TEN TIPS FOR LINE-MANAGERS DURING SCHOOL HOLIDAYS
If you’re a working parent with children of school age, no other period of time is more challenging than the summer holidays. The conflict of work and home is never more real.
Line managers have a critical role to play in maintaining employee engagement at this time. They can make or break the individual going through it. Parents return in September refreshed and feeling as though they did a good job - or wondering whether to quit their job completely.
But how do you best support working parents through this time? Here are our top tips…
Trust them: Working parents operate in a perpetual state of wanting to do a good job but having very important people at home to work after. Trusting in this and allowing them to do what they need to do eases this pressure considerably.
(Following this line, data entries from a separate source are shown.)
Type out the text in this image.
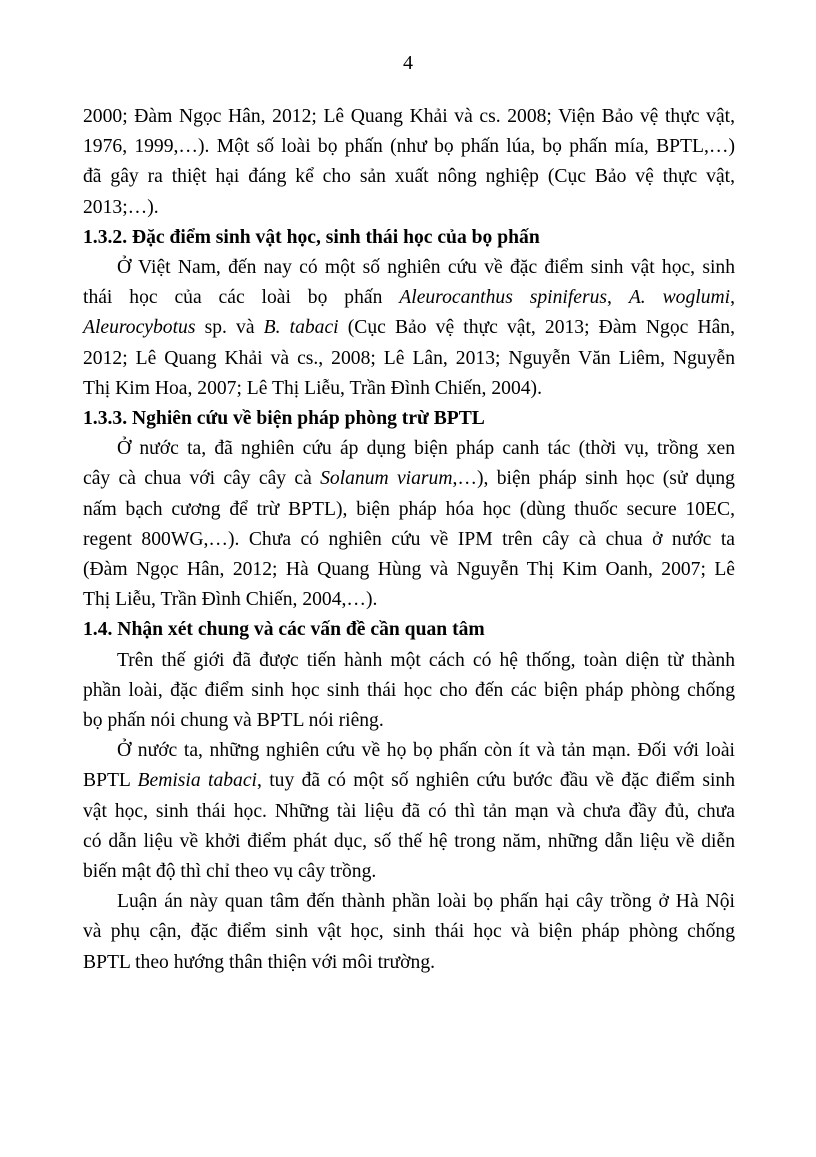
4
2000; Đàm Ngọc Hân, 2012; Lê Quang Khải và cs. 2008; Viện Bảo vệ thực vật,
1976, 1999,…). Một số loài bọ phấn (như bọ phấn lúa, bọ phấn mía, BPTL,…)
đã gây ra thiệt hại đáng kể cho sản xuất nông nghiệp (Cục Bảo vệ thực vật,
2013;…).
1.3.2. Đặc điểm sinh vật học, sinh thái học của bọ phấn
Ở Việt Nam, đến nay có một số nghiên cứu về đặc điểm sinh vật học, sinh
thái học của các loài bọ phấn Aleurocanthus spiniferus, A. woglumi,
Aleurocybotus sp. và B. tabaci (Cục Bảo vệ thực vật, 2013; Đàm Ngọc Hân,
2012; Lê Quang Khải và cs., 2008; Lê Lân, 2013; Nguyễn Văn Liêm, Nguyễn
Thị Kim Hoa, 2007; Lê Thị Liễu, Trần Đình Chiến, 2004).
1.3.3. Nghiên cứu về biện pháp phòng trừ BPTL
Ở nước ta, đã nghiên cứu áp dụng biện pháp canh tác (thời vụ, trồng xen
cây cà chua với cây cây cà Solanum viarum,…), biện pháp sinh học (sử dụng
nấm bạch cương để trừ BPTL), biện pháp hóa học (dùng thuốc secure 10EC,
regent 800WG,…). Chưa có nghiên cứu về IPM trên cây cà chua ở nước ta
(Đàm Ngọc Hân, 2012; Hà Quang Hùng và Nguyễn Thị Kim Oanh, 2007; Lê
Thị Liễu, Trần Đình Chiến, 2004,…).
1.4. Nhận xét chung và các vấn đề cần quan tâm
Trên thế giới đã được tiến hành một cách có hệ thống, toàn diện từ thành
phần loài, đặc điểm sinh học sinh thái học cho đến các biện pháp phòng chống
bọ phấn nói chung và BPTL nói riêng.
Ở nước ta, những nghiên cứu về họ bọ phấn còn ít và tản mạn. Đối với loài
BPTL Bemisia tabaci, tuy đã có một số nghiên cứu bước đầu về đặc điểm sinh
vật học, sinh thái học. Những tài liệu đã có thì tản mạn và chưa đầy đủ, chưa
có dẫn liệu về khởi điểm phát dục, số thế hệ trong năm, những dẫn liệu về diễn
biến mật độ thì chỉ theo vụ cây trồng.
Luận án này quan tâm đến thành phần loài bọ phấn hại cây trồng ở Hà Nội
và phụ cận, đặc điểm sinh vật học, sinh thái học và biện pháp phòng chống
BPTL theo hướng thân thiện với môi trường.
Be overtly clear on deadlines: Transparency around delivery timescales helps working parents prioritise their workload. If you’re asking them to do something for you, be very clear about whether you need it immediately or if it can wait a couple of days.
Flexitime: For most working parents, the ability to work flexibly is the key to a successful life. During school holidays, additional flexibility is necessary. Give working parents the freedom to choose their work hours and days. If that means they need to work from 6-9 a.m. and 7-10 p.m., let them do it.
Core hours: A mandatory period where everyone works means that important conversations still happen and everyone is around simultaneously. We recommend no more than three hours a day, preferably avoiding the middle of the day so they can still take the kids out for a run to the park or a play date.
Plan ahead: Ensure any mandatory meetings are planned way in advance so working parents have time to make childcare arrangements.
Relax daily meetings: Consider relaxing requirements on frequent meetings, such as daily check-ins. Could you manage with just one or two meetings a week instead of every day?
Offer financial support: Remind parents about your employee benefits, which often include childcare vouchers and tax efficiencies. Anything you can do to support with clubs and childcare is always a help.
Encourage family chat: Talk about caring responsibilities within your team - it's a cultural game-changer and builds relationships between colleagues.
Reduce resentment: Quash any chat about "why working parents have time off when we don't" - it's humiliating and unhelpful and the people it's coming from are likely to join the rest of the 83% of the population that have kids one day
Don't be another pressure! This is your chance to evidence that their wellbeing and stress levels matter to you. If you can enable them, rather than make things worse, you will undoubtedly reap the benefits later on.
As line managers, you are the crunch point. You will determine your employees’ experience at work. If you are able to understand, empathise, and enable your employee, you will be rewarded with productivity, loyalty and longevity.